Black women stand to gain most from breast MRI

December 1, 2008

Breast MRI can have a positive impact on clinical decision making for African American women with newly diagnosed breast cancer, leading to wider excisions and mastectomies, according to a new study carried out in Ohio. Age is also a factor.

Breast MRI can have a positive impact on clinical decision making for African American women with newly diagnosed breast cancer, leading to wider excisions and mastectomies, according to a new study carried out in Ohio. Age is also a factor.

"Younger women are significantly more likely to change their therapeutic management on the basis of MRI findings than their older counterparts," said Dr. Laura B. Shepardson, a radiologist at The Cleveland Clinic, in a scientific poster at RSNA 2008. "Of interest, pathologic diagnosis and stage of disease are not significant predictors of MRI's impact on clinical decision making."

Breast MRI is highly sensitive for detecting invasive carcinoma because of its superior imaging of soft tissues and its multiplanar capacity, which allows for 3D localization of disease, including documentation of multicentricity and/or multifocality. But few studies have addressed if and how breast MRI affects how black women make clinical decisions, she said.

A total of 306 African American patients had a breast MR exam at The Cleveland Clinic between 2003 and 2007. Of these, 111 (36%) were included in Shepardson's study because they had newly diagnosed ductal carcinoma in situ, invasive ductal carcinoma, or invasive lobular carcinoma. The women in the study had no prior history of radiotherapy or chemotherapy.

These patients all had stage 0, I, II, or III disease and underwent an MR exam within 30 days of diagnosis. They had a breast MR exam prior to initiating treatment and received their surgical treatment at The Cleveland Clinic.

The mean age of the sample was 57.9 years, and 61% (68) of patients were postmenopausal. Half of the women (55) had an asymptomatic presentation.

Contrast-enhanced MR exams were performed on a 1T Harmony system from Siemens, using 20 mL of gadopentetate dimeglumine (Magnevist) administered via a power injector, followed by a 5 mL saline flush. Imaging, clinical, operative, and pathology reports were seen by two independent reviewers, including a breast radiologist and a breast surgeon.

The treatment was breast conservation in 58% of cases (64 women) and mastectomy in 42% (47). Radiotherapy was performed in 64% of cases (71 women), chemotherapy in 48% (53), and endocrine therapy in 43% (48). In 13% of cases (14 women), the MR exam prompted a negative second look ultrasound and/or negative biopsy. These false-positive findings may partly reflect a learning curve for the interpreting radiologists.

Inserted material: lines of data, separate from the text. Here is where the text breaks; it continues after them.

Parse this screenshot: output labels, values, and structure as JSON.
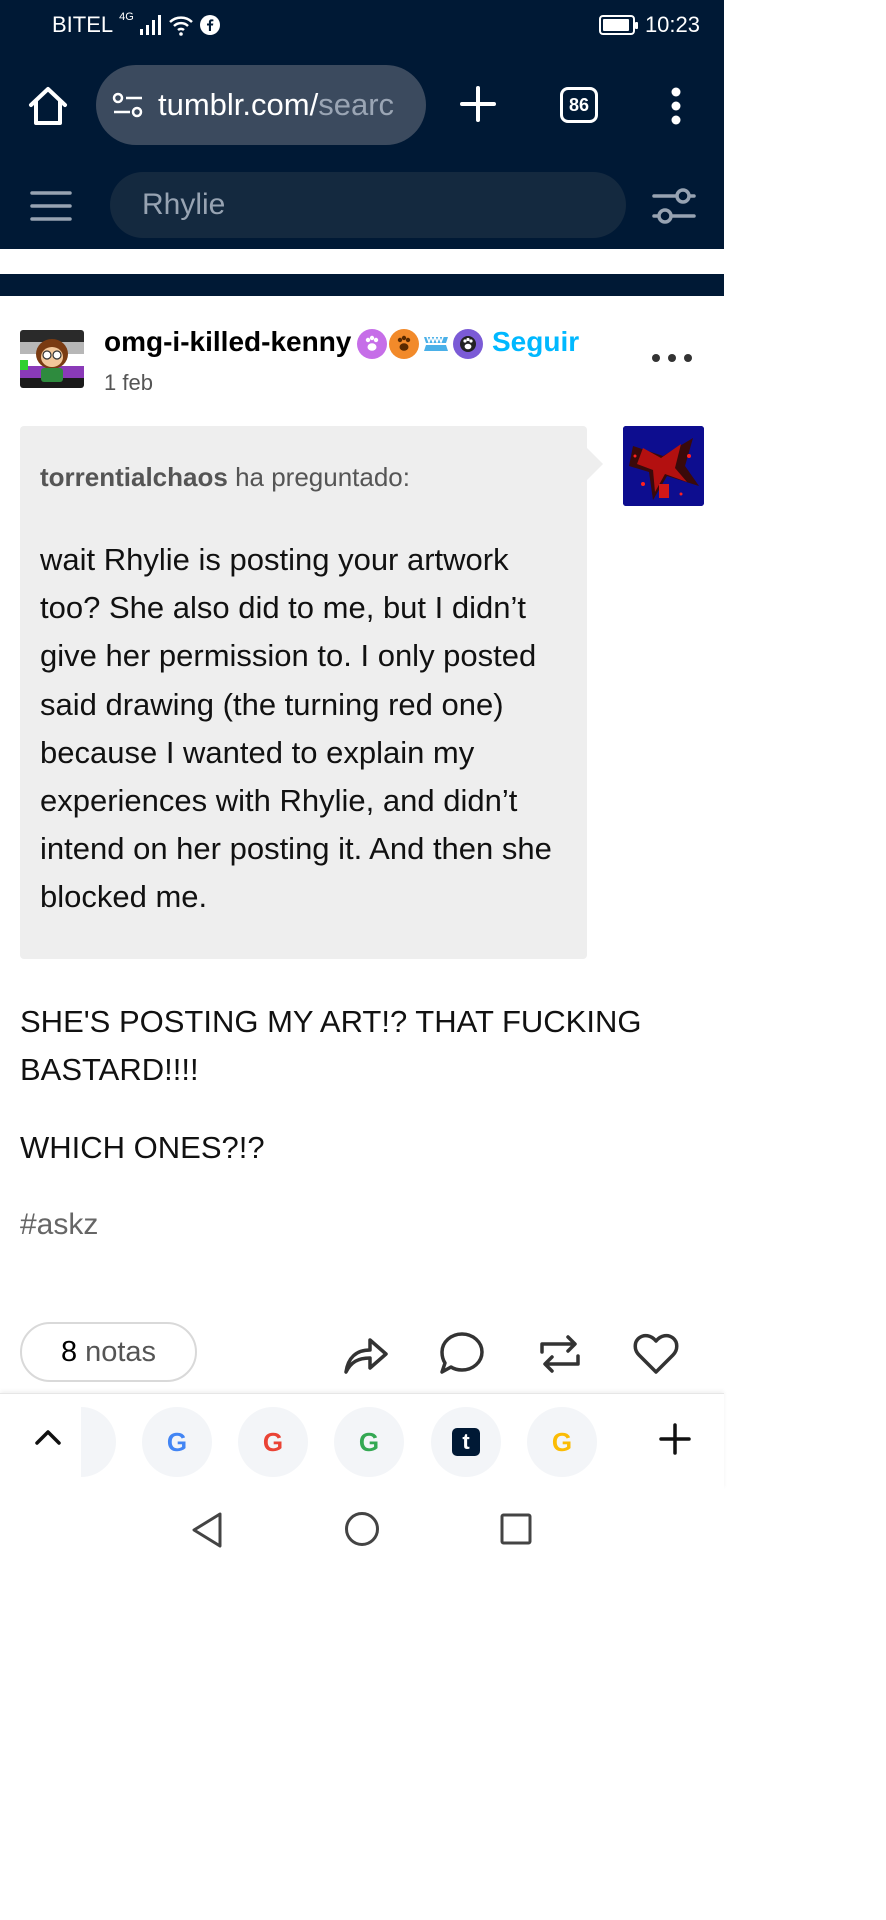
{
  "status_bar": {
    "carrier": "BITEL",
    "network": "4G",
    "time": "10:23"
  },
  "browser": {
    "url_visible": "tumblr.com/",
    "url_faded": "searc",
    "tab_count": "86"
  },
  "search": {
    "query": "Rhylie"
  },
  "post": {
    "blog_name": "omg-i-killed-kenny",
    "follow_label": "Seguir",
    "date": "1 feb",
    "asker_name": "torrentialchaos",
    "asker_suffix": "ha preguntado:",
    "question": "wait Rhylie is posting your artwork too? She also did to me, but I didn’t give her permission to. I only posted said drawing (the turning red one) because I wanted to explain my experiences with Rhylie, and didn’t intend on her posting it. And then she blocked me.",
    "answer_1": "SHE'S POSTING MY ART!? THAT FUCKING BASTARD!!!!",
    "answer_2": "WHICH ONES?!?",
    "tag": "#askz",
    "notes_count": "8",
    "notes_label": "notas"
  },
  "tab_strip": {
    "google_glyph": "G",
    "tumblr_glyph": "t"
  },
  "icons": [
    "home-icon",
    "site-settings-icon",
    "plus-icon",
    "tabs-icon",
    "more-vert-icon",
    "hamburger-icon",
    "filter-icon",
    "more-horiz-icon",
    "share-icon",
    "comment-icon",
    "reblog-icon",
    "heart-icon",
    "chevron-up-icon",
    "back-icon",
    "home-circle-icon",
    "recents-icon"
  ],
  "colors": {
    "tumblr_navy": "#001935",
    "follow_blue": "#00b8ff",
    "ask_bg": "#eeeeee"
  }
}
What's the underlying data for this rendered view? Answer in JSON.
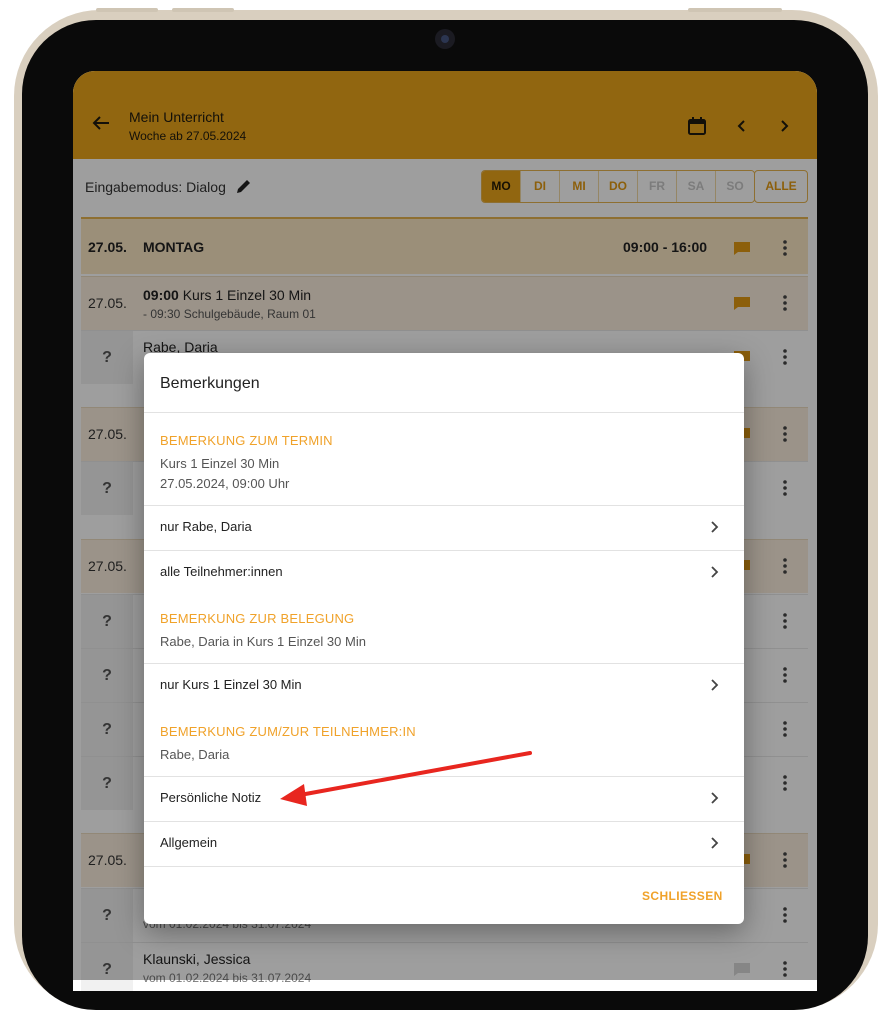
{
  "header": {
    "title": "Mein Unterricht",
    "subtitle": "Woche ab 27.05.2024"
  },
  "mode_bar": {
    "label": "Eingabemodus: Dialog",
    "days": [
      {
        "label": "MO",
        "state": "active"
      },
      {
        "label": "DI",
        "state": "normal"
      },
      {
        "label": "MI",
        "state": "normal"
      },
      {
        "label": "DO",
        "state": "normal"
      },
      {
        "label": "FR",
        "state": "disabled"
      },
      {
        "label": "SA",
        "state": "disabled"
      },
      {
        "label": "SO",
        "state": "disabled"
      }
    ],
    "all_label": "ALLE"
  },
  "schedule": {
    "day": {
      "date": "27.05.",
      "name": "MONTAG",
      "time": "09:00 - 16:00"
    },
    "course": {
      "date": "27.05.",
      "time": "09:00",
      "title": "Kurs 1 Einzel 30 Min",
      "details": "- 09:30 Schulgebäude, Raum 01"
    },
    "rows": [
      {
        "type": "person",
        "q": "?",
        "name": "Rabe, Daria",
        "sub": ""
      },
      {
        "type": "course",
        "date": "27.05."
      },
      {
        "type": "person",
        "q": "?"
      },
      {
        "type": "course",
        "date": "27.05."
      },
      {
        "type": "person",
        "q": "?"
      },
      {
        "type": "person",
        "q": "?"
      },
      {
        "type": "person",
        "q": "?"
      },
      {
        "type": "person",
        "q": "?"
      },
      {
        "type": "course",
        "date": "27.05."
      },
      {
        "type": "person",
        "q": "?",
        "name": "",
        "sub": "vom 01.02.2024 bis 31.07.2024"
      },
      {
        "type": "person",
        "q": "?",
        "name": "Klaunski, Jessica",
        "sub": "vom 01.02.2024 bis 31.07.2024"
      }
    ]
  },
  "dialog": {
    "title": "Bemerkungen",
    "sections": {
      "termin": {
        "heading": "BEMERKUNG ZUM TERMIN",
        "line1": "Kurs 1 Einzel 30 Min",
        "line2": "27.05.2024, 09:00 Uhr",
        "items": [
          "nur Rabe, Daria",
          "alle Teilnehmer:innen"
        ]
      },
      "belegung": {
        "heading": "BEMERKUNG ZUR BELEGUNG",
        "line1": "Rabe, Daria in Kurs 1 Einzel 30 Min",
        "items": [
          "nur Kurs 1 Einzel 30 Min"
        ]
      },
      "teilnehmer": {
        "heading": "BEMERKUNG ZUM/ZUR TEILNEHMER:IN",
        "line1": "Rabe, Daria",
        "items": [
          "Persönliche Notiz",
          "Allgemein"
        ]
      }
    },
    "close_label": "SCHLIESSEN"
  },
  "colors": {
    "accent": "#eba51a",
    "heading_orange": "#f0a22a",
    "annotation_arrow": "#e8261f"
  }
}
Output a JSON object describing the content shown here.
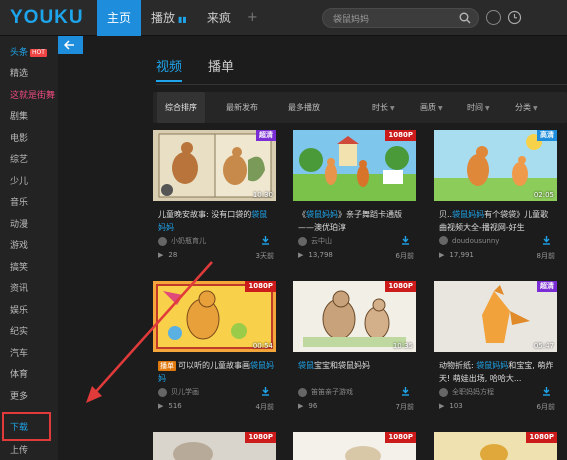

In 51 cases, the radiologist thought MRI had a favorable impact on clinical management, while the comparable figure for the surgeon was 45 cases. This finding suggests there was no significant difference in the perceived benefit of MRI between radiologists and surgeons.

Shepardson admitted that this study had limitations. The sample included only African American women, limiting the ability to generalize about the results. Also, the current American College of Radiology guidelines recommend using a 1.5T system.

"This study was performed at a dedicated breast center from a single academic institution. If and how breast MRI impacts clinical decision making may differ in the community setting," she said.